Pour faire appliquer les arrêts du chapitre dans chaque établissement, on fait confiance au lien de «charité» qui unit une abbaye-mère à sa fille, l'abbé du monastère fondateur devant visiter chaque année les maisons créées par celui-ci (et les administrant pendant la vacance abbatiale), tandis que, à Cîteaux, l'inspection annuelle est accomplie par les abbés des quatre premières abbayes-filles. Ainsi, le système est à la fois souple et ferme, la cohésion reposant tout autant - et même davantage - sur la volonté profonde de rester ensemble pour réaliser le même idéal et de s'entraider dans cette action que sur des institutions.

L'autonomie de chaque établissement est renforcée par l'exemption qui consolide l'union de tous, un couvent qui ferait sécession risquant de perdre cette liberté. Les Cisterciens, cependant, au début de leur histoire, n'ont pas cherché à obtenir ce privilège, leur intention de vivre en dehors de la société n'ayant nul besoin, pour être accomplie, de cette indépendance, et leur désir d'humilité les poussant à respecter l'obéissance due aux pouvoirs établis. Saint Bernard lui-même, qui ne cessa d'œuvrer en dehors de son abbaye, ne le désira pas, car il pensait que celui-ci introduisait le désordre dans les institutions ecclésiastiques. Mais il se trouva d'une part que cette pratique était entrée dans les mœurs des instituts religieux qui, inconsciemment ou à cause de différends majeurs et mineurs (paiement de dîmes), la souhaitaient; d'autre part que le Saint- Siège, lorsqu'il vit les services que pouvaient lui rendre les Cisterciens, n'hésita pas à leur accorder des décrets exceptionnels.
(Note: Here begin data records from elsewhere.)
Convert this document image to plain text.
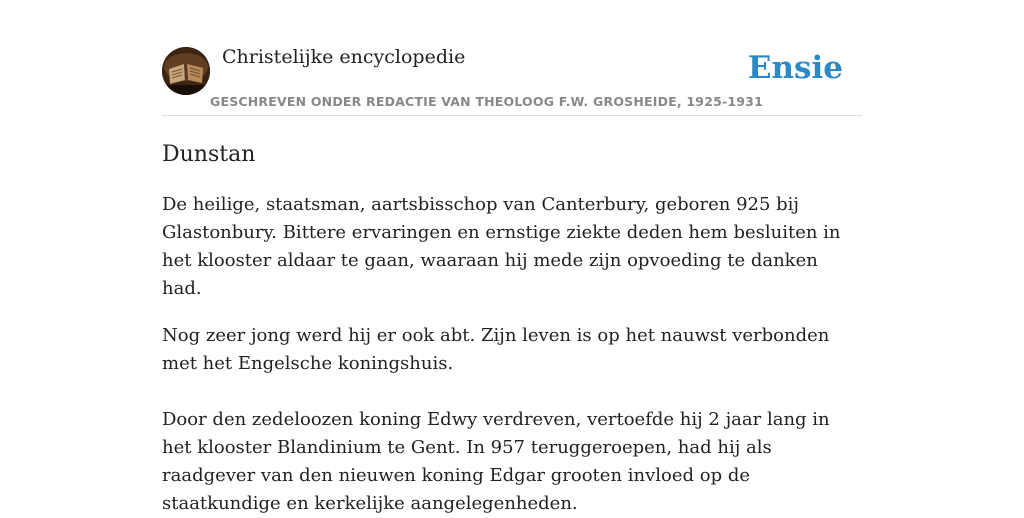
Christelijke encyclopedie
GESCHREVEN ONDER REDACTIE VAN THEOLOOG F.W. GROSHEIDE, 1925-1931
Ensie
Dunstan

De heilige, staatsman, aartsbisschop van Canterbury, geboren 925 bij Glastonbury. Bittere ervaringen en ernstige ziekte deden hem besluiten in het klooster aldaar te gaan, waaraan hij mede zijn opvoeding te danken had.

Nog zeer jong werd hij er ook abt. Zijn leven is op het nauwst verbonden met het Engelsche koningshuis.

Door den zedeloozen koning Edwy verdreven, vertoefde hij 2 jaar lang in het klooster Blandinium te Gent. In 957 teruggeroepen, had hij als raadgever van den nieuwen koning Edgar grooten invloed op de staatkundige en kerkelijke aangelegenheden.
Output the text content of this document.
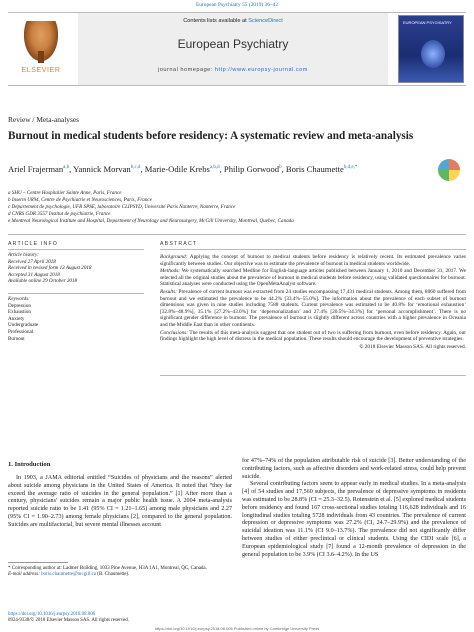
European Psychiatry 55 (2019) 36–42
ELSEVIER
Contents lists available at ScienceDirect
European Psychiatry
journal homepage: http://www.europsy-journal.com
EUROPEAN PSYCHIATRY
Review / Meta-analyses
Burnout in medical students before residency: A systematic review and meta-analysis
Ariel Frajerman$^{a,b}$, Yannick Morvan$^{b,c,d}$, Marie-Odile Krebs$^{a,b,d}$, Philip Gorwood$^b$, Boris Chaumette$^{b,d,e,*}$
a SHU – Centre Hospitalier Sainte Anne, Paris, France
b Inserm U894, Centre de Psychiatrie et Neurosciences, Paris, France
c Département de psychologie, UFR SPSE, laboratoire CLIPSYD, Université Paris Nanterre, Nanterre, France
d CNRS GDR 3557 Institut de psychiatrie, France
e Montreal Neurological Institute and Hospital, Department of Neurology and Neurosurgery, McGill University, Montreal, Quebec, Canada
ARTICLE INFO	ABSTRACT
Article history:
Received 27 April 2018
Received in revised form 13 August 2018
Accepted 31 August 2018
Available online 29 October 2018
Keywords:
Depression
Exhaustion
Anxiety
Undergraduate
Professional
Burnout

Background: Applying the concept of burnout to medical students before residency is relatively recent. Its estimated prevalence varies significantly between studies. Our objective was to estimate the prevalence of burnout in medical students worldwide.

Methods: We systematically searched Medline for English-language articles published between January 1, 2010 and December 31, 2017. We selected all the original studies about the prevalence of burnout in medical students before residency, using validated questionnaires for burnout. Statistical analyses were conducted using the OpenMetaAnalyst software.

Results: Prevalence of current burnout was extracted from 24 studies encompassing 17,431 medical students. Among them, 8060 suffered from burnout and we estimated the prevalence to be 44.2% [33.4%–55.0%]. The information about the prevalence of each subset of burnout dimensions was given in nine studies including 7588 students. Current prevalence was estimated to be 40.8% for ‘emotional exhaustion’ [32.8%–48.9%], 35.1% [27.2%–43.0%] for ‘depersonalization’ and 27.4% [20.5%–34.3%] for ‘personal accomplishment’. There is no significant gender difference in burnout. The prevalence of burnout is slightly different across countries with a higher prevalence in Oceania and the Middle East than in other continents.

Conclusions: The results of this meta-analysis suggest that one student out of two is suffering from burnout, even before residency. Again, our findings highlight the high level of distress in the medical population. These results should encourage the development of preventive strategies.

© 2018 Elsevier Masson SAS. All rights reserved.

1. Introduction

In 1903, a JAMA editorial entitled “Suicides of physicians and the reasons” alerted about suicide among physicians in the United States of America. It noted that “they far exceed the average ratio of suicides in the general population.” [1] After more than a century, physicians' suicides remain a major public health issue. A 2004 meta-analysis reported suicide ratio to be 1.41 (95% CI = 1.21–1.65) among male physicians and 2.27 (95% CI = 1.90–2.73) among female physicians [2], compared to the general population. Suicides are multifactorial, but severe mental illnesses account

for 47%–74% of the population attributable risk of suicide [3]. Better understanding of the contributing factors, such as affective disorders and work-related stress, could help prevent suicide.

Several contributing factors seem to appear early in medical studies. In a meta-analysis [4] of 54 studies and 17,560 subjects, the prevalence of depressive symptoms in residents was estimated to be 28.8% (CI = 25.3–32.5). Rotenstein et al. [5] explored medical students before residency and found 167 cross-sectional studies totaling 116,628 individuals and 16 longitudinal studies totaling 5728 individuals from 43 countries. The prevalence of current depression or depressive symptoms was 27.2% (CI, 24.7–29.9%) and the prevalence of suicidal ideation was 11.1% (CI 9.0–13.7%). The prevalence did not significantly differ between studies of either preclinical or clinical students. Using the CIDI scale [6], a European epidemiological study [7] found a 12-month prevalence of depression in the general population to be 3.9% (CI 3.6–4.2%). In the US

* Corresponding author at: Ladmer Building, 1033 Pine Avenue, H3A 1A1, Montreal, QC, Canada.
E-mail address: boris.chaumette@mcgill.ca (B. Chaumette).
https://doi.org/10.1016/j.eurpsy.2018.08.006
0924-9338/© 2018 Elsevier Masson SAS. All rights reserved.
https://doi.org/10.1016/j.eurpsy.2018.08.006 Published online by Cambridge University Press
Ce fut donc à partir de la double élection pontificale de 1159 et du schisme qui s'ensuivit, au cours duquel les Clunisiens se divisèrent, qu'Alexandre III commença à accorder à l'ordre de Cîteaux, qui le soutenait, des privilèges qui contenaient certains éléments de l'exemption, celle-ci étant pleinement obtenue sous le pontificat de Lucius III (1184).